I believe the correct thing for me to do is to advocate for slowing down AI development, and to donate to orgs that cost-effectively advocate for slowing down AI development. And my post is basically irrelevant to why I believe that.
So why did I write the post? When I wrote it, I wasn’t thinking about cruxes. It was just an argument I had been thinking about that I’d never read before, and I thought someone ought to write it out.
And I’m not sure exactly who this post is a crux for. Perhaps if someone had a particular combination of beliefs about
the probability that slowing down AI development will work
the probability that bootstrapped alignment will work
where they’re teetering on the edge between “slowing down AI development is good” and “slowing down AI development is bad because it prevents bootstrapped alignment from happening”. My argument might shift that person from the second position to the first. I don’t know if any such person exists.
This is most relevant to slowing down AI development at particular companies—say, if DeepMind slows down and gets significantly surpassed by Meta, then Meta will probably do something that’s even less likely to work than bootstrapped alignment. But a global coordinated slowdown—which is my preferred outcome—does not replace bootstrapped alignment with a worse alignment strategy.
Even though it’s not cruxy, I feel like I should give an object-level response to your comment:
I agree with the denotation of your comment because it is well-hedged—I agree that 5% of resources might be enough to solve alignment. But it probably won’t be.

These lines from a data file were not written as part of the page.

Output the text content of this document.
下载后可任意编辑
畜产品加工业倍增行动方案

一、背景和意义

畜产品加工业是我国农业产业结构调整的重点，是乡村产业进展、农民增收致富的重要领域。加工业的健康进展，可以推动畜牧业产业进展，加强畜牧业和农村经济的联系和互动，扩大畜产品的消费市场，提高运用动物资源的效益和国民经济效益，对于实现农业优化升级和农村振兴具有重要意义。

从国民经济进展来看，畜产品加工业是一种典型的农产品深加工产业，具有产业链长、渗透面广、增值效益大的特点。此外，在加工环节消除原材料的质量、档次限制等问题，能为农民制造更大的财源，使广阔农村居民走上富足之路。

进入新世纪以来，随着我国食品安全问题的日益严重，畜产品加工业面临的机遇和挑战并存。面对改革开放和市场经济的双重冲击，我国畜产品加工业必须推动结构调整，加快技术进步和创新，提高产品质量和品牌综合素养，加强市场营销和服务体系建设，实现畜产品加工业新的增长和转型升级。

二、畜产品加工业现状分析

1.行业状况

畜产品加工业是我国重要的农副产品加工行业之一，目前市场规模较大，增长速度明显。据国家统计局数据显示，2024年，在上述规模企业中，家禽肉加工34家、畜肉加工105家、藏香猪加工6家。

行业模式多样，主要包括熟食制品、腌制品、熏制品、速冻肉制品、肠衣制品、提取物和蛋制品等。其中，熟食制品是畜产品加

I think my biggest concern isn’t that AI alignment has no scalable solutions (I agree with you that it probably does have them); my concern is more that alignment is likely to be too hard / get outpaced by capabilities and we will have ASI before alignment is solved.

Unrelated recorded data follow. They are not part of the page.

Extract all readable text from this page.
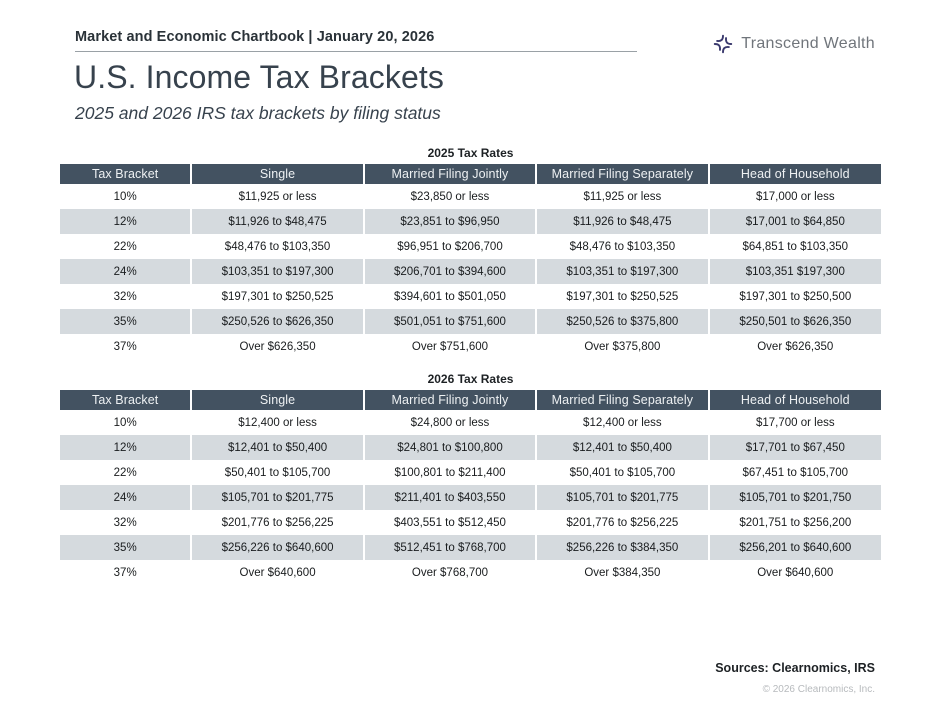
Market and Economic Chartbook | January 20, 2026	Transcend Wealth
U.S. Income Tax Brackets
2025 and 2026 IRS tax brackets by filing status
2025 Tax Rates
Tax Bracket	Single	Married Filing Jointly	Married Filing Separately	Head of Household
10%	$11,925 or less	$23,850 or less	$11,925 or less	$17,000 or less
12%	$11,926 to $48,475	$23,851 to $96,950	$11,926 to $48,475	$17,001 to $64,850
22%	$48,476 to $103,350	$96,951 to $206,700	$48,476 to $103,350	$64,851 to $103,350
24%	$103,351 to $197,300	$206,701 to $394,600	$103,351 to $197,300	$103,351 $197,300
32%	$197,301 to $250,525	$394,601 to $501,050	$197,301 to $250,525	$197,301 to $250,500
35%	$250,526 to $626,350	$501,051 to $751,600	$250,526 to $375,800	$250,501 to $626,350
37%	Over $626,350	Over $751,600	Over $375,800	Over $626,350
2026 Tax Rates
Tax Bracket	Single	Married Filing Jointly	Married Filing Separately	Head of Household
10%	$12,400 or less	$24,800 or less	$12,400 or less	$17,700 or less
12%	$12,401 to $50,400	$24,801 to $100,800	$12,401 to $50,400	$17,701 to $67,450
22%	$50,401 to $105,700	$100,801 to $211,400	$50,401 to $105,700	$67,451 to $105,700
24%	$105,701 to $201,775	$211,401 to $403,550	$105,701 to $201,775	$105,701 to $201,750
32%	$201,776 to $256,225	$403,551 to $512,450	$201,776 to $256,225	$201,751 to $256,200
35%	$256,226 to $640,600	$512,451 to $768,700	$256,226 to $384,350	$256,201 to $640,600
37%	Over $640,600	Over $768,700	Over $384,350	Over $640,600
Sources: Clearnomics, IRS
© 2026 Clearnomics, Inc.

Not to say I disagree (my intuition is that theoretical approaches are underrated), but this contradicts AI companies’ plans (or at least Anthropic’s). Anthropic has claimed that they need to build frontier AI systems on which to do safety research. They seem to think they can’t solve alignment with theoretical approaches. More broadly, if they’re correct, then it seems to me (although it’s not a straightforward contradiction) that alignment bootstrapping won’t have significant advantages to scale because they will need increasing amounts of compute for alignment-related experiments.
FWIW I think your point is more reasonable than Anthropic’s position (I wrote some relevant stuff here). But I thought it was worthwhile to point out the contradiction.
One possibility is that at some point AI products capabilities would be constrained by compute cost.
At that point, alignment “features” coule become a competitive advantage, so companies would invest much more in alignment.
I think something like “alignment features” are plausibly a huge part of the story for why AI goes well.
At least, I think it is refreshing to take the x-risk goggles off for a second sometimes and remember that there is actually a huge business incentive to eg. solve “indirect prompt injections”, perfect robust AI decision making in high stakes contexts, or find the holy grail of compute-scalable oversight.
Like, a lot of times there seems genuine ambiguity and overlap b/w “safety” research and normal AI research. The clean “capabilities”/”alignment” distinction is more map than territory sometimes.
Also, isn’t this already basically a thing?? Companies already compete to have the “special sauce”; a lot of this is post-training stuff, so massively overlaps with “alignment-coded” stuff. When does the RL post training go from being safety to “special sauce” to “alignment feature” y’know?
unfortunately, AI research is commercialized and is heavily skewed by capitalist market needs,
so it’s still going to be all in for tryinng to make an “AI office worker”, safety be damned, until this effors hit wome wall, which I think is still plausible.